Neumann-A commented 2 years ago

hmm so the IP4/6 issues is a bit more intricate. If I just use the node/computer names it will always use ip6 if it is local but ip4 for external names so I need some consistent programmatic way to force either ip4 or ip6. Is there an option in the TCP parcelport to select one or the other?

Neumann-A commented 2 years ago

hmm after the IPv4 force hello_world_distributed seems to connect but i get: (T--------/----------------.----/----------------) P--------/----------------.---- 13:22.59.334 [0000000000000001][ PT] <debug> ({0000000100000000, 0000000000000000}:({0000000100000000, 0000000000000000}:component_invalid[-1]:0000000000000000):register_worker_action) + another line with binary output in the agas debug output of the worker

Neumann-A commented 2 years ago

Fun stuff ..... after fighting more with hello_world_distributed and two nodes the result is: It works: if the console node is running the debug build and the worker node is running the relwithdebinfo build. It probably also runs if the worker nodes runs the debug build but running the console node with the relwithdebinfo build does not work. So optimization are somehow screwing up the communication.

Any way to further debug that? I tried setting a breakpoint in big_boot_barrier::notify() but that was never called in the relwithdebinfo build.

hkaiser commented 2 years ago

Could it be that the hostnames are resolved to ipv4 in one place and ipv6 in another place? The only reason why the release build works, and the debug build doesn't could be that some assert is not compiled into the executable, and I know for a fact that we compare resolved ip addresses in asserts (for instance here). In this context comparing ipv4 with ipv6 will fail.

Neumann-A commented 2 years ago

The only reason why the release build works, and the debug build doesn't could be that some assert is not compiled into the executable

It is the other way around. Debug works, Release fails. What I can see via netstat and wireshark is that the worker tries to connect but never gets a response from the release build console runner (although it is listening according to netstat and the fact the the debug build of the console runner works. ).

Neumann-A commented 2 years ago

Hmm what works:

Running two localities one the same PC. Running debug version on the console locality with two separate pcs works. (so tcp communication in general works fine. no firewall blocking) Otherwise it stalls in the big_bootstrap_barrier waiting for connections. The worker is sending but somehow the reciever doesn't want to ACK that although it is listening. (checked with netstat / wireshark)

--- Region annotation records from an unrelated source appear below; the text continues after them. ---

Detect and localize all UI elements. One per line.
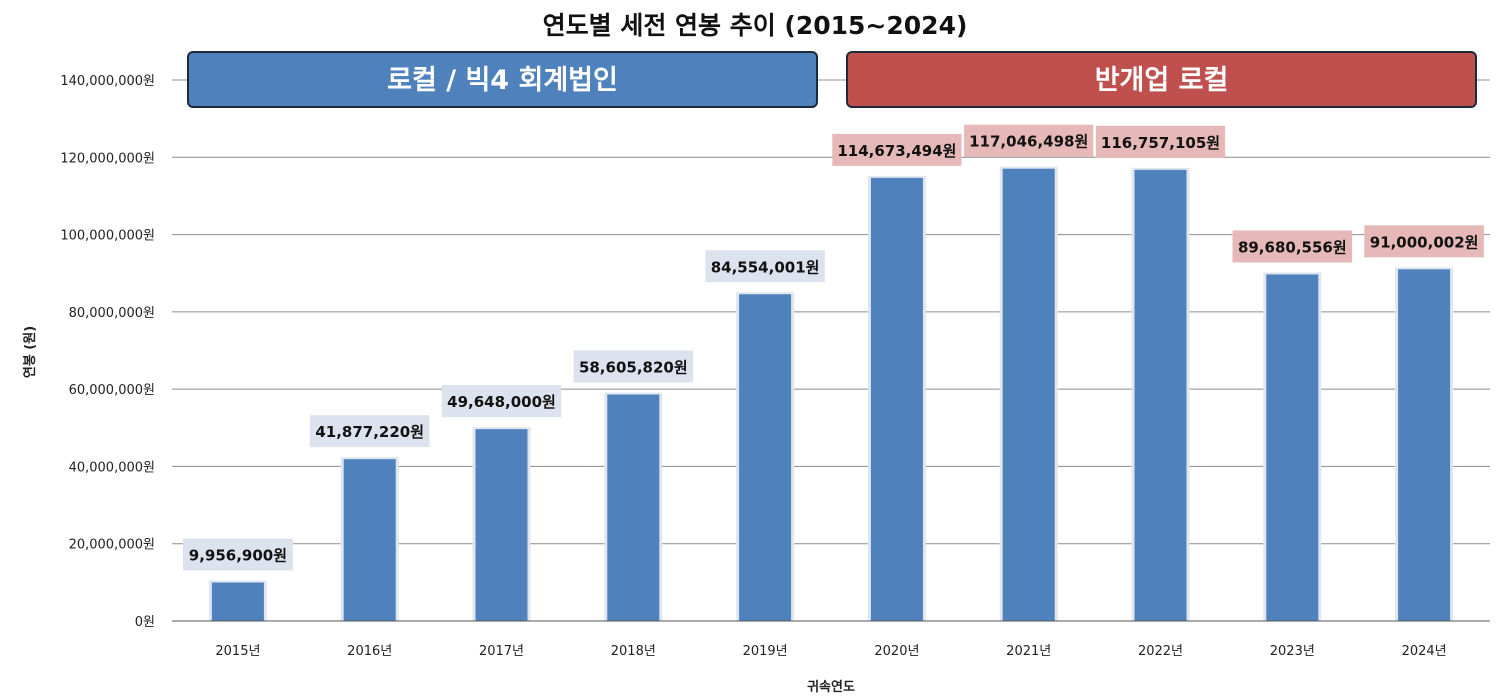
y-tick-label: 60,000,000원	[69, 383, 155, 398]
bar	[607, 394, 660, 621]
period-banner	[846, 51, 1477, 108]
bar	[211, 582, 264, 621]
data-label-bg	[573, 350, 694, 383]
data-label-bg	[182, 538, 293, 571]
data-label-bg	[441, 385, 562, 418]
bars	[208, 166, 1454, 622]
data-label: 91,000,002원	[1370, 233, 1479, 251]
data-label-bg	[1232, 230, 1353, 263]
data-label-bg	[1364, 225, 1484, 258]
x-tick-label: 2016년	[347, 644, 392, 659]
data-label-bg	[964, 124, 1094, 157]
bar	[343, 459, 396, 621]
chart-title: 연도별 세전 연봉 추이 (2015~2024)	[543, 11, 968, 40]
x-tick-label: 2015년	[215, 644, 260, 659]
x-tick-label: 2019년	[743, 644, 788, 659]
y-tick-label: 140,000,000원	[60, 74, 155, 89]
y-tick-label: 40,000,000원	[69, 460, 155, 475]
period-banner-label: 반개업 로컬	[1095, 65, 1229, 96]
data-label-bg	[1095, 125, 1226, 158]
period-banner-label: 로컬 / 빅4 회계법인	[387, 65, 618, 96]
period-banners: 로컬 / 빅4 회계법인 반개업 로컬	[187, 51, 1477, 108]
x-tick-label: 2018년	[611, 644, 656, 659]
x-axis-ticks: 2015년 2016년 2017년 2018년 2019년 2020년 2021년 2022년…	[215, 644, 1446, 659]
y-tick-label: 100,000,000원	[60, 229, 155, 244]
y-tick-label: 120,000,000원	[60, 151, 155, 166]
bar	[739, 294, 792, 621]
y-tick-label: 20,000,000원	[69, 538, 155, 553]
data-label: 116,757,105원	[1101, 134, 1220, 152]
data-labels: 9,956,900원 41,877,220원 49,648,000원 58,605,8…	[182, 124, 1484, 571]
data-label: 49,648,000원	[447, 393, 556, 411]
y-axis-ticks: 0원 20,000,000원 40,000,000원 60,000,000원 80,00…	[60, 74, 155, 630]
x-tick-label: 2023년	[1270, 644, 1315, 659]
data-label-bg	[309, 415, 430, 448]
data-label: 117,046,498원	[969, 133, 1088, 151]
data-label-bg	[832, 133, 962, 166]
data-label: 9,956,900원	[189, 547, 287, 565]
x-tick-label: 2017년	[479, 644, 524, 659]
bar	[870, 177, 923, 622]
bar	[1134, 169, 1187, 621]
x-tick-label: 2022년	[1138, 644, 1183, 659]
data-label: 41,877,220원	[315, 423, 424, 441]
x-tick-label: 2024년	[1402, 644, 1447, 659]
data-label: 114,673,494원	[837, 142, 956, 160]
x-axis-label: 귀속연도	[807, 679, 855, 695]
y-axis-label: 연봉 (원)	[23, 326, 38, 378]
x-tick-label: 2021년	[1006, 644, 1051, 659]
bar	[1398, 269, 1451, 621]
bar	[1266, 274, 1319, 621]
bar	[1002, 168, 1055, 621]
period-banner	[187, 51, 818, 108]
y-tick-label: 80,000,000원	[69, 306, 155, 321]
data-label: 89,680,556원	[1238, 238, 1347, 256]
data-label: 84,554,001원	[711, 258, 820, 276]
x-tick-label: 2020년	[874, 644, 919, 659]
data-label: 58,605,820원	[579, 359, 688, 377]
bar	[475, 429, 528, 621]
data-label-bg	[705, 250, 825, 283]
y-tick-label: 0원	[135, 615, 155, 630]
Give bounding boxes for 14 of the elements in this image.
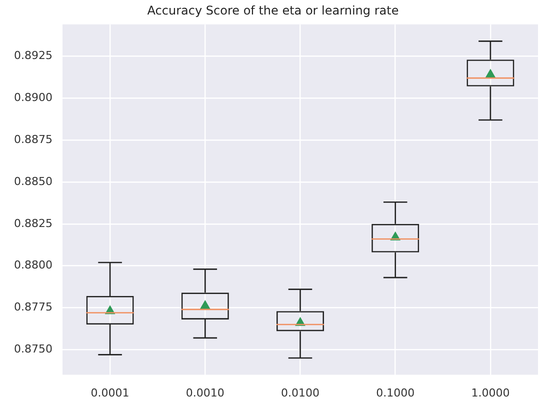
y-tick-label: 0.8800 [14,258,52,272]
x-tick-label: 1.0000 [471,386,510,400]
chart-title: Accuracy Score of the eta or learning rate [147,3,399,18]
y-tick-label: 0.8825 [14,216,52,230]
x-tick-label: 0.0100 [280,386,320,400]
x-tick-label: 0.1000 [376,386,415,400]
x-tick-label: 0.0010 [186,386,224,400]
y-tick-label: 0.8875 [14,132,52,146]
y-tick-label: 0.8775 [14,300,52,314]
x-tick-label: 0.0001 [90,386,130,400]
y-tick-label: 0.8900 [14,91,52,104]
y-tick-label: 0.8925 [14,49,52,62]
y-tick-label: 0.8850 [14,174,52,188]
y-tick-label: 0.8750 [14,342,52,356]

From my point the parcelport init hangs. I see that the debug version generates more named threads in the debug while in the RelWithDebInfo build I only get the parcel-thread-tcp threads.

In which thread should io_services.run() / GetQueuedCompletionStatus be executed in ? I have the feeling those two are somehow scheduled wrongly.

Neumann-A commented 2 years ago

So ok after figuring out that the reason for the strange connection behavior was the windows firewall, I got hello_world_distributed running. Somehow the firewall could distinguish between the debug/release executable and it blocked the release one because i started with the debug one. After deleting the firewall app rule for hello_world_distributed it executed as expected (I already setup global rules for port 7910 so the app rule was never necessary)

What I now observe is the following:

Neumann-A commented 2 years ago

https://github.com/MicrosoftDocs/azure-docs/blob/main/articles/batch/batch-compute-node-environment-variables.md

Uses pure ipv4 addresses in CCP_NODES instead hostnames. Maybe azure is another batch environment to consider supporting?